Abstract
DRAM suffers from a growing number of errors from process scaling. System companies and DRAM vendors have introduced system ECC (Error Correcting Codes) and on-die ECC to protect memory from errors. The protection schemes, however, increase protection costs with separate redundancy. This paper proposes a unified memory protection scheme called You Code Only Once (YOCO). In YOCO, the redundancy generated by the system ECC is used for both system-level symbol-error correction and on-die bit-error correction. YOCO can reduce HBM2E ECC redundancy overheads from 21.9% down to 12.5% with negligible yield losses.
YOCO Architecture
Figure 1. A comparison between prior work and YOCO architecture
Fig. 1. compares the ECC architectures of the prior work [1] and YOCO. The prior work utilizes 16-bit redundancy (12.5%) over 128-bit data to provide 8-bit Single Symbol Correction (SSC) S-ECC. A standard HBM2E receives two S-ECC blocks (288 bits), partitions them into three 96-bit chunks, and adds 8-bit extra redundancy per chunk to provide SEC-DED O-ECC per chunk. This flow requires two encodings and two decodings for S-ECC and O-ECC, and the total cell overhead is 21.9%.
With YOCO, the shared encoder utilizes the same ECC block size as the S-ECC in the prior work (i.e., 8-bit SSC over 128-bit data and 16-bit redundancy). However, it does not have separate encoding and redundancy for O-ECC. Instead, the S-ECC encoding scheme is shared with O-ECC designers, possibly by standardization, and the O-ECC designer develops a simpler decoding algorithm. Using the shared redundancy, the redundant cell overhead decreases to 12.5%.
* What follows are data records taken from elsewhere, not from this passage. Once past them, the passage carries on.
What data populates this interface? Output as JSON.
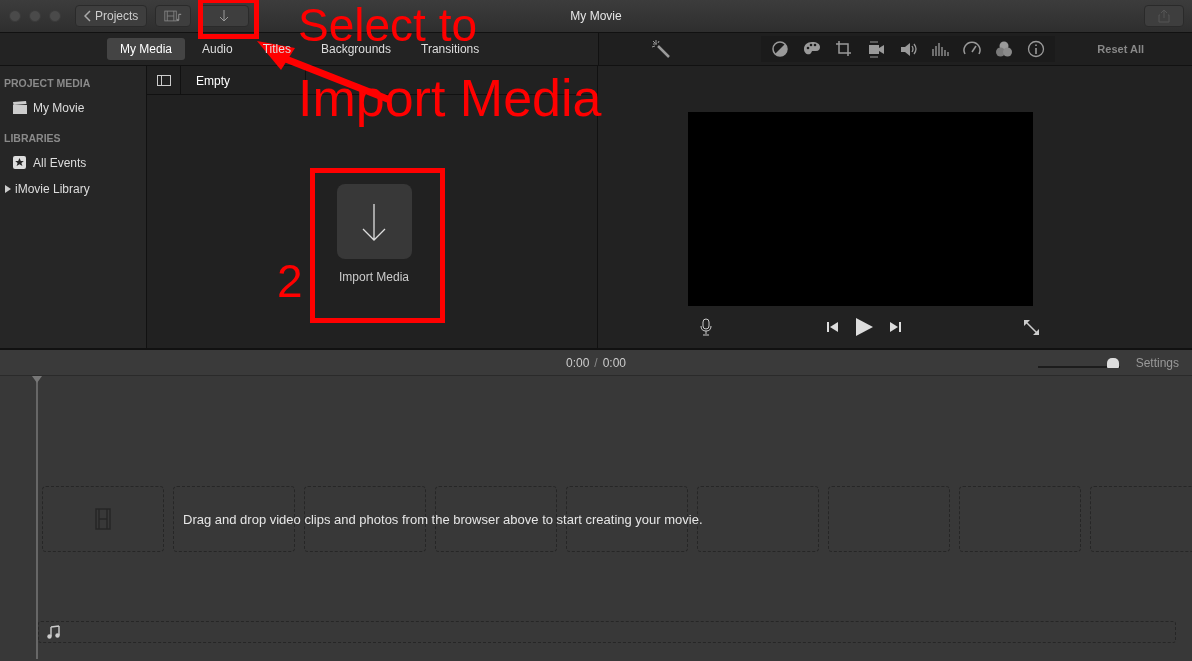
{
  "window": {
    "title": "My Movie"
  },
  "toolbar": {
    "back_button": "Projects"
  },
  "media_tabs": [
    {
      "label": "My Media",
      "selected": true
    },
    {
      "label": "Audio",
      "selected": false
    },
    {
      "label": "Titles",
      "selected": false
    },
    {
      "label": "Backgrounds",
      "selected": false
    },
    {
      "label": "Transitions",
      "selected": false
    }
  ],
  "sidebar": {
    "sections": [
      {
        "heading": "PROJECT MEDIA",
        "items": [
          {
            "label": "My Movie",
            "kind": "project"
          }
        ]
      },
      {
        "heading": "LIBRARIES",
        "items": [
          {
            "label": "All Events",
            "kind": "events"
          },
          {
            "label": "iMovie Library",
            "kind": "library",
            "expanded": false
          }
        ]
      }
    ]
  },
  "browser": {
    "filter": "Empty",
    "import_label": "Import Media"
  },
  "viewer": {
    "reset_button": "Reset All"
  },
  "timeline": {
    "current_time": "0:00",
    "separator": "/",
    "duration": "0:00",
    "zoom": {
      "level": 0.92
    },
    "settings_button": "Settings",
    "hint": "Drag and drop video clips and photos from the browser above to start creating your movie."
  },
  "annotations": [
    {
      "kind": "callout",
      "lines": [
        "Select to",
        "Import Media"
      ]
    },
    {
      "kind": "step",
      "text": "2"
    }
  ]
}
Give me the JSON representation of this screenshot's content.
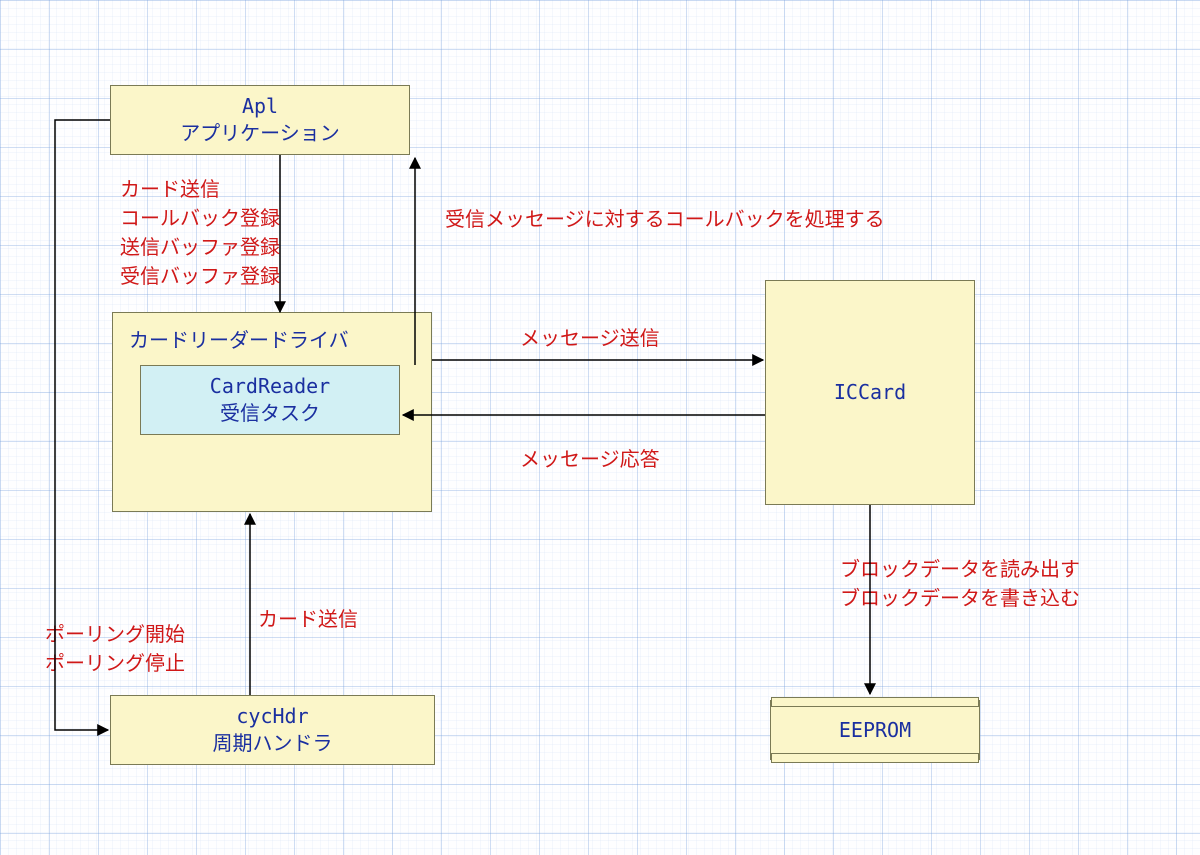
{
  "boxes": {
    "apl": {
      "line1": "Apl",
      "line2": "アプリケーション"
    },
    "driver": {
      "title": "カードリーダードライバ"
    },
    "task": {
      "line1": "CardReader",
      "line2": "受信タスク"
    },
    "iccard": {
      "line1": "ICCard"
    },
    "cyc": {
      "line1": "cycHdr",
      "line2": "周期ハンドラ"
    },
    "eeprom": {
      "line1": "EEPROM"
    }
  },
  "labels": {
    "apl_to_driver": "カード送信\nコールバック登録\n送信バッファ登録\n受信バッファ登録",
    "callback": "受信メッセージに対するコールバックを処理する",
    "msg_send": "メッセージ送信",
    "msg_resp": "メッセージ応答",
    "polling": "ポーリング開始\nポーリング停止",
    "card_send": "カード送信",
    "block_rw": "ブロックデータを読み出す\nブロックデータを書き込む"
  },
  "colors": {
    "box_fill": "#fbf6c9",
    "box_alt": "#d2f0f4",
    "text_blue": "#1a2fa0",
    "text_red": "#d01818"
  }
}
The O-ECC decoding utilizes S-ECC redundancy, which is symbol-based, to correct bit errors (i.e., SEC). It may use the same decoding as S-ECC, yet full decoding of the symbol-based decoding can take a significant time (e.g., Samsung reported 3.5ns for SSC decoding [2]). Because the primary goal of O-ECC is to correct random bit errors, we simplified the decoding to correct single-bit errors to reduce the decoding latency and not degrade performance.
YOCO Decoding
Figure 2. An overview of the O-ECC decoder in YOCO
The goal of YOCO O-ECC decoding is to provide SEC-DED using SSC redundancy, and Fig. 2. shows the overview. Single bit errors are a subset of single symbol errors and have unique syndromes in the SSC. YOCO computes the syndrome values for each bit error in advance, adds a comparator to each bit position to compare against the corresponding syndrome value, and flips the bit on the match. The latency for this simple decoding is significantly faster (e.g., 0.42ns with UMC 28nm HVT process) than the full Reed-Solomon decoding of SSC.
Double error detection is not guaranteed by SSC. Having two bit-errors on different symbols corrupts two symbols and is not always detectable by SSC. However, the SSC for HBM2E utilizes shortened codes to match its access granularity. 8-bit Reed-Solomon allows up to 255-symbol codes, yet the S-ECC shortens codes to 18-symbols to accommodate 16-symbol data and 2-symbol redundancy. If a double-error has a syndrome of unused positions, it can be detected.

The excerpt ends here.